Figure 1 displays a layout computed by our algorithm on a toy binary matrix. Figure 1(a) displays a dataset in which rows represent dates and columns represent weather conditions in Blacksburg, VA, USA. A cell has a one (the cell is drawn shaded) if the weather condition corresponding to the cell's column (e.g., "Rainy" or "> 75°F") is true on the date corresponding to the cell's row. In this dataset, we define a bicluster to be a subset of rows and a subset of columns with the property that the submatrix defined by these rows and columns only contains ones. We computed all the closed biclusters in this binary matrix, i.e., biclusters with the property that every row (respectively, every column) not in the bicluster contains a zero in at least one column (respectively, one row) in the bicluster. In other words, it is not possible to add a row or a column to such a bicluster without introducing a zero. Figure 1(b) displays the layout computed by our algorithm of the seven biclusters in this dataset.

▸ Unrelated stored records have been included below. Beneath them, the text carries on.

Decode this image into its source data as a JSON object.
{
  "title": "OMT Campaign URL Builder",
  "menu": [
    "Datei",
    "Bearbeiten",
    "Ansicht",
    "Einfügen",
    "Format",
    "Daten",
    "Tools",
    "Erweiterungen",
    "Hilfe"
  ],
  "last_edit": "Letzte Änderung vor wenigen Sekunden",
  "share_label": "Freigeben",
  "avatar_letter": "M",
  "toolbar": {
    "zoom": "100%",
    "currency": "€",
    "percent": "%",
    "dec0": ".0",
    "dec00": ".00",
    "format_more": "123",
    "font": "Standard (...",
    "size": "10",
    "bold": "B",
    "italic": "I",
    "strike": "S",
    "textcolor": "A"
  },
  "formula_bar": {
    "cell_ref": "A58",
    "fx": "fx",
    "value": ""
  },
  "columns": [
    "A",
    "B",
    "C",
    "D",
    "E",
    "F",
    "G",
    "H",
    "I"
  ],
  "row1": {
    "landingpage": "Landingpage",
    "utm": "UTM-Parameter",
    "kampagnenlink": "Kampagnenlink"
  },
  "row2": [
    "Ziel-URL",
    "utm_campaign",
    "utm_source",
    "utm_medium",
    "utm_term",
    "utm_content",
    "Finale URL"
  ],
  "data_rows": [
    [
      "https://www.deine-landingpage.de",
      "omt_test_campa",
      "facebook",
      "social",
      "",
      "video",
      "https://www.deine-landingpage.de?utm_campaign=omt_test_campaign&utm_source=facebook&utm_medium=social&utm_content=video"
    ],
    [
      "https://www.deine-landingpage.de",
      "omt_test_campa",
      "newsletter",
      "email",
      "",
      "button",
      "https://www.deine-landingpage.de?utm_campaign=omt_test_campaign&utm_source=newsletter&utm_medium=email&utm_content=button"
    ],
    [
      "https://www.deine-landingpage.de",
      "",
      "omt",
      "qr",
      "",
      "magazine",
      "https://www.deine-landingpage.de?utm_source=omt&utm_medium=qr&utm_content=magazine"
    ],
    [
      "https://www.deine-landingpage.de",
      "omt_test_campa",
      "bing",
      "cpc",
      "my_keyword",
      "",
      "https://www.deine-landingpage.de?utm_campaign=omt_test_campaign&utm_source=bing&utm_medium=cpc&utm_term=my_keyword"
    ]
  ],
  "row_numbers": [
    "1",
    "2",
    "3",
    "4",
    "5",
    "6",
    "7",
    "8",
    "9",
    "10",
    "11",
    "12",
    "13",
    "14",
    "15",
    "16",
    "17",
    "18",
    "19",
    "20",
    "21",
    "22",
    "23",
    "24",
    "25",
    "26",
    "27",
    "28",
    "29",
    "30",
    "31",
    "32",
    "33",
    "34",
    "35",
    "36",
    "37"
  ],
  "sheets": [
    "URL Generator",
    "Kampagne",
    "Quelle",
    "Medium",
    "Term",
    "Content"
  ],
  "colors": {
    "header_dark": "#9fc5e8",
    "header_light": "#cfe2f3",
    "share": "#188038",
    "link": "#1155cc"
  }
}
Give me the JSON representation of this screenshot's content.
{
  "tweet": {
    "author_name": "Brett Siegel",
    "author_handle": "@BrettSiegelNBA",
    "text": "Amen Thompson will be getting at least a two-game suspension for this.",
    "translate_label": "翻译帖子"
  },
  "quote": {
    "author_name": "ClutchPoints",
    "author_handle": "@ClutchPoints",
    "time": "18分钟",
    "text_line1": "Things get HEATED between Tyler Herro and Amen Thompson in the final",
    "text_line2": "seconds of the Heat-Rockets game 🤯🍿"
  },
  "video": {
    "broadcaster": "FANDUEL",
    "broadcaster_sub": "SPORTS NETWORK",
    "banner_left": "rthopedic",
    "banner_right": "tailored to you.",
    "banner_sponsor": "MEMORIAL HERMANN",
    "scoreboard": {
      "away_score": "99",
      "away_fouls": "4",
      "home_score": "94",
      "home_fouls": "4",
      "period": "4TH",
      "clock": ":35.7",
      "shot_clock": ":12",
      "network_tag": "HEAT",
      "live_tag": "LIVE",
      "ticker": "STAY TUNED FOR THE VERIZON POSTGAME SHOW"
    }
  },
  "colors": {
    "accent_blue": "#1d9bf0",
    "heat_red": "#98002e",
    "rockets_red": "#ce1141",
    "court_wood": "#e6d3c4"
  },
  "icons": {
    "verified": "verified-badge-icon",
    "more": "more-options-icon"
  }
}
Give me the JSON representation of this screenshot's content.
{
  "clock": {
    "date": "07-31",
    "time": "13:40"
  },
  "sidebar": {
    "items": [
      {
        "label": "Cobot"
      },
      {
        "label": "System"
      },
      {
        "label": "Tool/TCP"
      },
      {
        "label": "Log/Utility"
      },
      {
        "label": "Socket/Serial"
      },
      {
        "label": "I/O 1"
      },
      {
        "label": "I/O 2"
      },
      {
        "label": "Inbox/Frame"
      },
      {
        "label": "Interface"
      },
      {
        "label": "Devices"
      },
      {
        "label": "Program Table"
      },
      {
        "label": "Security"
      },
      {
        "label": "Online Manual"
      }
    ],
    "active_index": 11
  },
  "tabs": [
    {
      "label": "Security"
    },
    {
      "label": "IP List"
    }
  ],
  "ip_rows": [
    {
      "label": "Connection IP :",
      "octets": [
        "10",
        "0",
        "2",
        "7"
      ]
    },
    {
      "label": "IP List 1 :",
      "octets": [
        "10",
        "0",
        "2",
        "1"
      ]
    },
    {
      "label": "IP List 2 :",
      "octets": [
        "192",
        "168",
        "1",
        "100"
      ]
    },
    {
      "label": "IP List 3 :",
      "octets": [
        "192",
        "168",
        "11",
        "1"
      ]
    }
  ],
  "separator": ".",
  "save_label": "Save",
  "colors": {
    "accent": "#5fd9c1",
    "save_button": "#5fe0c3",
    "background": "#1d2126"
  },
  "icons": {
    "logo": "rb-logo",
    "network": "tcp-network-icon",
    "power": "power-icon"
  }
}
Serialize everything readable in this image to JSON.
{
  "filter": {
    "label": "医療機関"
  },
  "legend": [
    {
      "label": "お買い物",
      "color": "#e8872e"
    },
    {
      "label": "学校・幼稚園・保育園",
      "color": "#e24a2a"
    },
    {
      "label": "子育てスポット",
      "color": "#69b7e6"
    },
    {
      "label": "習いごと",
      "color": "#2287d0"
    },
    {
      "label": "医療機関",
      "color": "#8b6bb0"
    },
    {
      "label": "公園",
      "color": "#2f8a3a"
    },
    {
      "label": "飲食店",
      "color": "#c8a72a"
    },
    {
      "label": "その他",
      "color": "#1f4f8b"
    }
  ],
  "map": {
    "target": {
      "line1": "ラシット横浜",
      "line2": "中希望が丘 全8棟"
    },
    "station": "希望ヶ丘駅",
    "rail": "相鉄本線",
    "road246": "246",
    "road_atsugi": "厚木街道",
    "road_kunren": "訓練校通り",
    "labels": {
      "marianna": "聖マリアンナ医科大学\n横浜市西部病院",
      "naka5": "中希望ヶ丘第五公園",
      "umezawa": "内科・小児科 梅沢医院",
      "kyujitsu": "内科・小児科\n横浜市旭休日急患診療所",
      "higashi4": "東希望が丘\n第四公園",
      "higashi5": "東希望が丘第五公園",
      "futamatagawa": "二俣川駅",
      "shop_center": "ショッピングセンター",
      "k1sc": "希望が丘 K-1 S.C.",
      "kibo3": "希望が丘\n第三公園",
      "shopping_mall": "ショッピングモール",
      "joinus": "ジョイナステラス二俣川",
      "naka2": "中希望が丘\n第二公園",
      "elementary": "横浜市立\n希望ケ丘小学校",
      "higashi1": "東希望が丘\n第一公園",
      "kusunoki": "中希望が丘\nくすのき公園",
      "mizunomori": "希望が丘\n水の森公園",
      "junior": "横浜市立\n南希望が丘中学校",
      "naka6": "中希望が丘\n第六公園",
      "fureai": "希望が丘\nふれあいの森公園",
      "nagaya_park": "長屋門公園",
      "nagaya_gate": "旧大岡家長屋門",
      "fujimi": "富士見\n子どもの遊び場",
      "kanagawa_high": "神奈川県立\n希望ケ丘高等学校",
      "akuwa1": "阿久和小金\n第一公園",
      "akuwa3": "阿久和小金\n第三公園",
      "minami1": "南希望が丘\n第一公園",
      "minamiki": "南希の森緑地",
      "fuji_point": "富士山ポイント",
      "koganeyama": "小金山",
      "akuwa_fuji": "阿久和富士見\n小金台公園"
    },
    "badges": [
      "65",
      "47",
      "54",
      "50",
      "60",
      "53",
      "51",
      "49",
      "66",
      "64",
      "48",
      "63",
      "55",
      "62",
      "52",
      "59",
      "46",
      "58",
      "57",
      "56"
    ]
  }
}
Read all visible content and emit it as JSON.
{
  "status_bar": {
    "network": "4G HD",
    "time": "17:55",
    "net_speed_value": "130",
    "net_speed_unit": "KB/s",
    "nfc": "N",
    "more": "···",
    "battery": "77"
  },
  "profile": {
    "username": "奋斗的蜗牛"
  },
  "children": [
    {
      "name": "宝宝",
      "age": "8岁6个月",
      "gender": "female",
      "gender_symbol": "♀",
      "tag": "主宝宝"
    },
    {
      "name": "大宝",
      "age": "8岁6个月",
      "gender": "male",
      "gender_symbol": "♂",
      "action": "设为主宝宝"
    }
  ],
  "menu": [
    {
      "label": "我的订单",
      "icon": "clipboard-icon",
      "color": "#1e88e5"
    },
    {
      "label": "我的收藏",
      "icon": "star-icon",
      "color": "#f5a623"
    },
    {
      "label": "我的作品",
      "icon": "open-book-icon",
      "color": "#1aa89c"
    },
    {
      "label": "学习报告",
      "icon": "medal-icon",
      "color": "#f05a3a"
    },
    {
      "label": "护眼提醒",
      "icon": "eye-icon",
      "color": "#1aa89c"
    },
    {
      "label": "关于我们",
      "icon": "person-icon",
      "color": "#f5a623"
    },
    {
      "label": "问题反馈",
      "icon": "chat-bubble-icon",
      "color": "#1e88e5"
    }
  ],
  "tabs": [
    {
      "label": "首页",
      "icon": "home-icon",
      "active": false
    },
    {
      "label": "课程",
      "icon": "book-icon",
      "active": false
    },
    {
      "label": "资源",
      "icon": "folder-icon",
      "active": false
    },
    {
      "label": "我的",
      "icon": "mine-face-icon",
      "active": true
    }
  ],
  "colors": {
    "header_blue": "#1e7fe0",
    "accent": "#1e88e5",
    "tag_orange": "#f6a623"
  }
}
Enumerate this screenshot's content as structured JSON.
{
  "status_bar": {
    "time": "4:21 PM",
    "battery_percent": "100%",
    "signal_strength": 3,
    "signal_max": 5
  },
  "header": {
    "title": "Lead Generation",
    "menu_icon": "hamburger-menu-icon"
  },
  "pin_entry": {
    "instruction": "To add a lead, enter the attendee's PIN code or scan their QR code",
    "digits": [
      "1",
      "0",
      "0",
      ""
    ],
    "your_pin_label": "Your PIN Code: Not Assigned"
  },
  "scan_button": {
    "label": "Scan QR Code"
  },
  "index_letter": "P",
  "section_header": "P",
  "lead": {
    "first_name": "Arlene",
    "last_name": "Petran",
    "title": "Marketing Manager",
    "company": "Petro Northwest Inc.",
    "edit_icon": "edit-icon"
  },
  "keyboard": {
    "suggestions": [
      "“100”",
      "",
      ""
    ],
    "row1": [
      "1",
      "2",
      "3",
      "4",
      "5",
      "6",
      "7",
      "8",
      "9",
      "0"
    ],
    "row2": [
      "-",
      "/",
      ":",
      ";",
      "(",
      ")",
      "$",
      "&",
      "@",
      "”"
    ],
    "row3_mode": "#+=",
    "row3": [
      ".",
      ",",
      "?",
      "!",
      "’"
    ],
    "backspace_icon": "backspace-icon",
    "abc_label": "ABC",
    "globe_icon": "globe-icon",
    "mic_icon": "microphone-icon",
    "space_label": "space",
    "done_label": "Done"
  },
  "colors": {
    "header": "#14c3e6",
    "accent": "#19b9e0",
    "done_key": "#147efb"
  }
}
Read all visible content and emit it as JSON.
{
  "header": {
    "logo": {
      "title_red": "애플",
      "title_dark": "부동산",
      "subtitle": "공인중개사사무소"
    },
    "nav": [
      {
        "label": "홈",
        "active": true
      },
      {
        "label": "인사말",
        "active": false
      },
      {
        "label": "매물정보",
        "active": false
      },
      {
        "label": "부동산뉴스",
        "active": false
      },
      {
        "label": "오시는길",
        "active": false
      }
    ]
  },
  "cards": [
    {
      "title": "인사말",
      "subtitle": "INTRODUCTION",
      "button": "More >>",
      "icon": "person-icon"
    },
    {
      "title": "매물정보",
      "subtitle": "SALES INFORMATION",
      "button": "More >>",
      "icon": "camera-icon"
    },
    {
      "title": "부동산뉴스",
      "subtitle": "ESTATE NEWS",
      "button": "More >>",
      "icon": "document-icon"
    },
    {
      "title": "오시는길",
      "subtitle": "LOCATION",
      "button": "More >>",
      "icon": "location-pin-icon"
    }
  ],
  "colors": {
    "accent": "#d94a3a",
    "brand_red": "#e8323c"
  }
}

Figure 1  An example of a bicluster layout for weather data in Blacksburg, VA. Figure 1(a): a dataset in which rows represent dates and columns represent weather conditions in Blacksburg. Figure 1(b): the layout computed by our algorithm of the seven biclusters in this dataset. The bicluster layout problem, which we formally define in Section 3.1, is very similar to the hypergraph superstring problem studied by Batzoglou and Istrail in the context of physical mapping of genomes. Batzoglou and Istrail prove that the hypergraph superstring problem is MAX-SNP Hard, i.e., it is computationally intractable to obtain a bicluster layout whose size is smaller than a constant times the optimal size. In this work, we present a heuristic that minimizes the size of the layout well in practice. In the special case when there is a solution involving no repeated rows or columns, the algorithm computes the layout of smallest size. Our algorithm runs in O(mn2 + n2 log n) where n is the number of biclusters and m is the number of rows and columns in all the biclusters; the running time of the algorithm is independent of the size of the original dataset. We lay out the rows and columns of the biclusters independently. Our algorithm to lay out the columns is similar to a bottom-up hierarchical clustering of the column sets of the biclusters. At each stage, we merge two biclusters if the submatrix induced by them in the original matrix has the "consecutive ones property" (see Section 3.2). Finally we generate the two-dimensional layout by combining the row and column layouts.